The ISM and Yale School of Music

Joining forces with the considerable resources of the School of Music, the ISM trains musicians for careers in church music, performance, and teaching. Students majoring in organ, choral conducting, and voice will go on to careers in churches and schools, playing or conducting ensembles there or on the concert stage. Some students elect the specialized track in church music studies in order to study liturgy, Bible, and theology along with the more standard music curriculum.

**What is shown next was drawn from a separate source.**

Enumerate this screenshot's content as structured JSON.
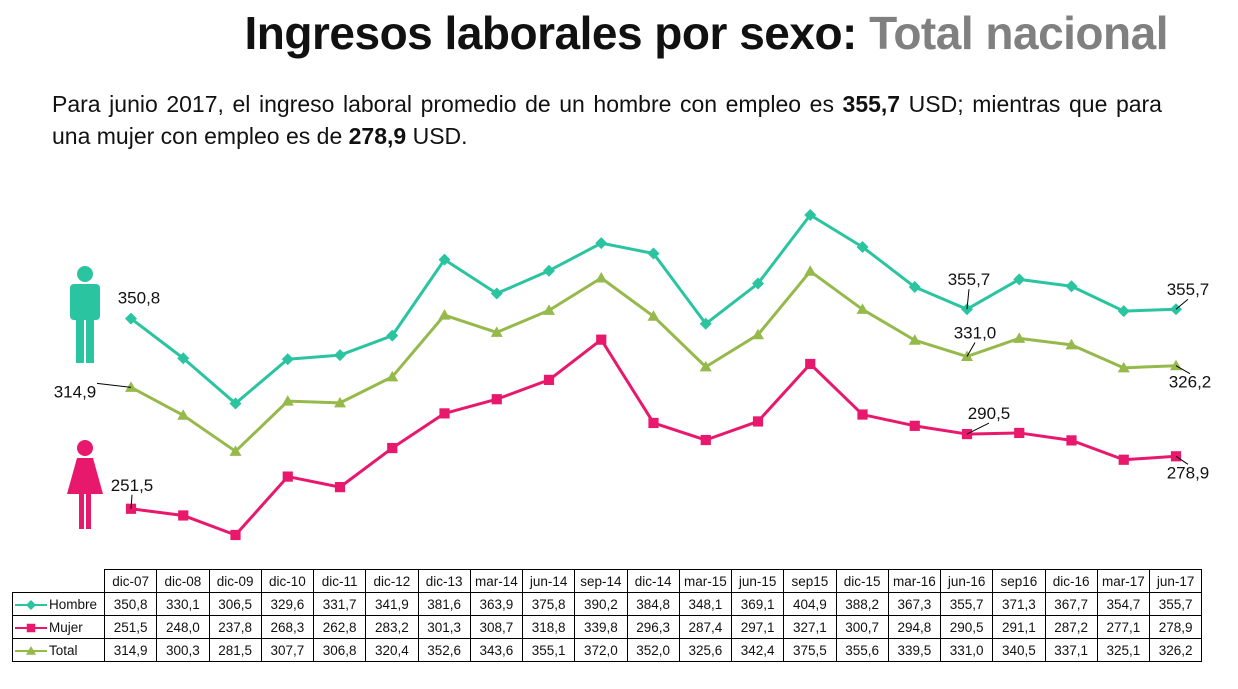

All ISM music students receive a broad musical education equal to that of any Yale School of Music student, but they are also trained with an eye toward understanding the religious and liturgical roots of the music they perform. The young composer with a serious interest in writing sacred music and music for specific liturgical traditions is also occasionally admitted to the Institute. Six concert and liturgical choirs (Yale Camerata, Schola Cantorum, Recital Chorus, Repertory Chorus, Marquand Choir, and Marquand Gospel Choir) have their home in the Institute and count many Institute students among their members.

Institute faculty and students concentrate on the music of the churches through performance and through repertorial, analytical, and historical studies. As both performers and scholars, our faculty and students form a bridge between the School of Music and the Department of Music and are committed to demonstrating the connection of music with culture, liturgy, and religious thought. The repertories studied are of two broad types: (1) cantatorial and congregational song; and (2) Western art-music, including masses, motets, oratorios, art song, and vocal chamber music; and organ repertory in all styles and from all periods. The Institute also encourages serious study of music from other faiths and non-Western traditions.

At a time when the state of music in churches and synagogues pleads for various kinds of well-informed change, it is crucial that talented students who have vocations in sacred music be prepared for challenges both musical and theological. These students must have the finest musical training; they must also argue persuasively for music of authority, knowing enough of liturgical and church history, and of theology, to do so. Thus, although the Institute’s choral conducting, organ performance, and voice performance majors are fully enrolled in the School of Music, they are encouraged to elect courses in liturgics, theology, biblical study, and religion and the arts.

In its broadest sense, the Institute of Sacred Music’s presence at the heart of a major school of music is a reminder that secular repertories—from madrigals and opera to chamber music and symphonies—were brought to their first heights by musicians trained in the churches, and that composers make frequent and conscious returns to the traditions of liturgical music. Mendelssohn’s resurrection of Bach’s choral works, Brahms’s patient studies and editions of medieval and Renaissance repertories, Stravinsky’s use of Russian Orthodox chant in his Mass, and Ives’s deeply religious “secular” works all reclaim the musical materials of congregational song. The Institute thus upholds the importance of the churches and religious institutions for the teaching and preservation of great musical repertories, whether simple or complex, music of the past or contemporary compositions, the concert mass, fugue, hymn tune, or psalm setting.